Read the whole thing.

UPDATE.3: Leon Podles is one of the most insightful and uncompromising commenters on the abuse scandal. He is a theological conservative, but pulls no punches in criticizing his own tribe (orthodox Catholics) for their failures on dealing with the scandal. In his must-read commentary on BXVI’s letter, Podles says that Benedict is spot on in identifying  and condemning a clericalist structure within the Catholic institution that privileged the rights of clerics over truth and justice. He also says that Benedict is correct to cite the collapse of doctrinal orthodoxy, and a general loss of a living faith, as a contributing factor to the “anything goes” postconciliar atmosphere in the Catholic Church.


But there are two omissions in Benedict’s catalog, one he will never address and one he may or may not have considered, because it concerns a deeper problem.

Firstly: Pope John Paul II refused to deal with sexual abuse beyond a few anodyne remarks. John Paul protected abusers like Maciel and refused to listen to pleas, including from Cardinal Schoenborn, to act. Why?

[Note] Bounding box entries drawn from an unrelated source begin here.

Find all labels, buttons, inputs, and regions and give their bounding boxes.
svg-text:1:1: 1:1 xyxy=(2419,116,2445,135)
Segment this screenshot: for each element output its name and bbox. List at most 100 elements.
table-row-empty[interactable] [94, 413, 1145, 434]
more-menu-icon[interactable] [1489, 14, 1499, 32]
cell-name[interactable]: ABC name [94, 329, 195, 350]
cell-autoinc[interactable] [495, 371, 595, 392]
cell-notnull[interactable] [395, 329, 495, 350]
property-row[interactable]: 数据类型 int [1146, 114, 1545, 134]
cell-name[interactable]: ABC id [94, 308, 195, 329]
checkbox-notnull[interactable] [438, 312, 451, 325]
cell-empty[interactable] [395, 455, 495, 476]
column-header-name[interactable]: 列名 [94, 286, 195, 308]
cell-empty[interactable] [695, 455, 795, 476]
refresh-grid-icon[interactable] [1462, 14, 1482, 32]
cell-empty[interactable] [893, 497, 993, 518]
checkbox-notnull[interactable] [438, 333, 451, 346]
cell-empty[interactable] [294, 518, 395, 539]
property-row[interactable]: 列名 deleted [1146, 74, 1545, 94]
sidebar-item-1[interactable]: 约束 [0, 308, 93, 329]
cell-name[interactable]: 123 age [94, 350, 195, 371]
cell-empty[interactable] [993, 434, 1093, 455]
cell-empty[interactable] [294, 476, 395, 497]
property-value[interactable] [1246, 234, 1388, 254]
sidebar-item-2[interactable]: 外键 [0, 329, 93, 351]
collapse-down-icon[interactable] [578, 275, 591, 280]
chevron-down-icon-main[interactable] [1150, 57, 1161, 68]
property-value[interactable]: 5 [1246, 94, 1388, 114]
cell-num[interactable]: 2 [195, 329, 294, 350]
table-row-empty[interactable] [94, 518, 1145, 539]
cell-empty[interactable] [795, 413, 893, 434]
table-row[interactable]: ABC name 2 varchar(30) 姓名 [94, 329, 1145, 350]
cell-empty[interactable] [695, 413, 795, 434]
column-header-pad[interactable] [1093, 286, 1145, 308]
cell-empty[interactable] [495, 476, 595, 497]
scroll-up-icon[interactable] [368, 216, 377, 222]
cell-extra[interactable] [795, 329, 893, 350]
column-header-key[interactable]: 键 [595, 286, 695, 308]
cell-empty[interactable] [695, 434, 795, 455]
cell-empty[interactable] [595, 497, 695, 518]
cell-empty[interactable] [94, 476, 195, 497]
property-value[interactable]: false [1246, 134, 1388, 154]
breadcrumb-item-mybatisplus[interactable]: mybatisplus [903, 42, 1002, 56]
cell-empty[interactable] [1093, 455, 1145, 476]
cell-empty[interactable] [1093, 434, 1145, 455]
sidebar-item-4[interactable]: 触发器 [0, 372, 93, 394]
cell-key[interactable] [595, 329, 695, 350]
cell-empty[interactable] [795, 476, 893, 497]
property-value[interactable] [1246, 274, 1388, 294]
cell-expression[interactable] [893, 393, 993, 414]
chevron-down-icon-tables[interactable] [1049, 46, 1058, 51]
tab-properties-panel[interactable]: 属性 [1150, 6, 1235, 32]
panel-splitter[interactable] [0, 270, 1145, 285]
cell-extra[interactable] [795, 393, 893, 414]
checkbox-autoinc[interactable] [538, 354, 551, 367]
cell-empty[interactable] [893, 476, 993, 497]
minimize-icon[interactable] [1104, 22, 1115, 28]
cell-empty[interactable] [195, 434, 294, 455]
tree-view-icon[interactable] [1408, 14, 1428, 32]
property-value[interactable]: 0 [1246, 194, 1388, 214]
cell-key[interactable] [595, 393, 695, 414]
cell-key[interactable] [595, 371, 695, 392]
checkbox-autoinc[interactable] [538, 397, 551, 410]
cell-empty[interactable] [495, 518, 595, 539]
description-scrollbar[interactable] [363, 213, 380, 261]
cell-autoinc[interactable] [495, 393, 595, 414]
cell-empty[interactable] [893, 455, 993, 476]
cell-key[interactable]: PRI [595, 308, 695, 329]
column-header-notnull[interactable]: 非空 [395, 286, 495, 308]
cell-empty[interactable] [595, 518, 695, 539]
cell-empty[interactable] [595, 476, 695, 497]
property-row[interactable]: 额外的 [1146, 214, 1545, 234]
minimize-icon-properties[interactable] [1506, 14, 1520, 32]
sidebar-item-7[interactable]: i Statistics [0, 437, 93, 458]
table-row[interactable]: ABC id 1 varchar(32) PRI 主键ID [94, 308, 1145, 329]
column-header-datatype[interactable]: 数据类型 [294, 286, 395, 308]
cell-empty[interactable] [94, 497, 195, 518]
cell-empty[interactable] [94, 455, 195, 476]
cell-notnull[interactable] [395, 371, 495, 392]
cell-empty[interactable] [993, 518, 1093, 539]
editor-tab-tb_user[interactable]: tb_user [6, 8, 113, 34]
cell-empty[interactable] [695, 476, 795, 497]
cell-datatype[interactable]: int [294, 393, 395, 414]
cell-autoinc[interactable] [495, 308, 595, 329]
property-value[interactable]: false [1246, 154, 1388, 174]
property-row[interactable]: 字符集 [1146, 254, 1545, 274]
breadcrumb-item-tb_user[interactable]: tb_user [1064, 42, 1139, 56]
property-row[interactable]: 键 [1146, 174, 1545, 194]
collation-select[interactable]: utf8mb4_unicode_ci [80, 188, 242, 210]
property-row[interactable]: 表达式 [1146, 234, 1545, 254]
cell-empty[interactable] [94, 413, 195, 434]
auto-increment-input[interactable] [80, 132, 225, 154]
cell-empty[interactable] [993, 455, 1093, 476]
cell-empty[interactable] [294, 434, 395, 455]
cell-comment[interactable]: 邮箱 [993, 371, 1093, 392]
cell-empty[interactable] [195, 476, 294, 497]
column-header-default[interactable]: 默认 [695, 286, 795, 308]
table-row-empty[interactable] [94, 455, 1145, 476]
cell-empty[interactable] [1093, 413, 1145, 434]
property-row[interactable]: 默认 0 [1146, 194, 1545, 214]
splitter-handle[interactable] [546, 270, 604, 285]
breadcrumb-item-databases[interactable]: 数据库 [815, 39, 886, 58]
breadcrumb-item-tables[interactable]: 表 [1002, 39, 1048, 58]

Secondly: Sexual abuse did not begin in the sixties. The Holy Office had extensive files from the Counter-Reformation on solicitation in the confessional. St. John Calasanctius founded the Piarists and covered up a bad case of abuse in one of his schools to avoid alienating the Cherubini family which was influential at the Vatican. When the Jesuit archives were uncovered after the French revolution there were many cases of abuse in them.

Read it all.  Podles says that male pederasty — not strictly the same thing as pedophilia — is something that recurs in all cultures, and must be strongly resisted. Podles does not believe that Francis is serious about rooting it out within the Church.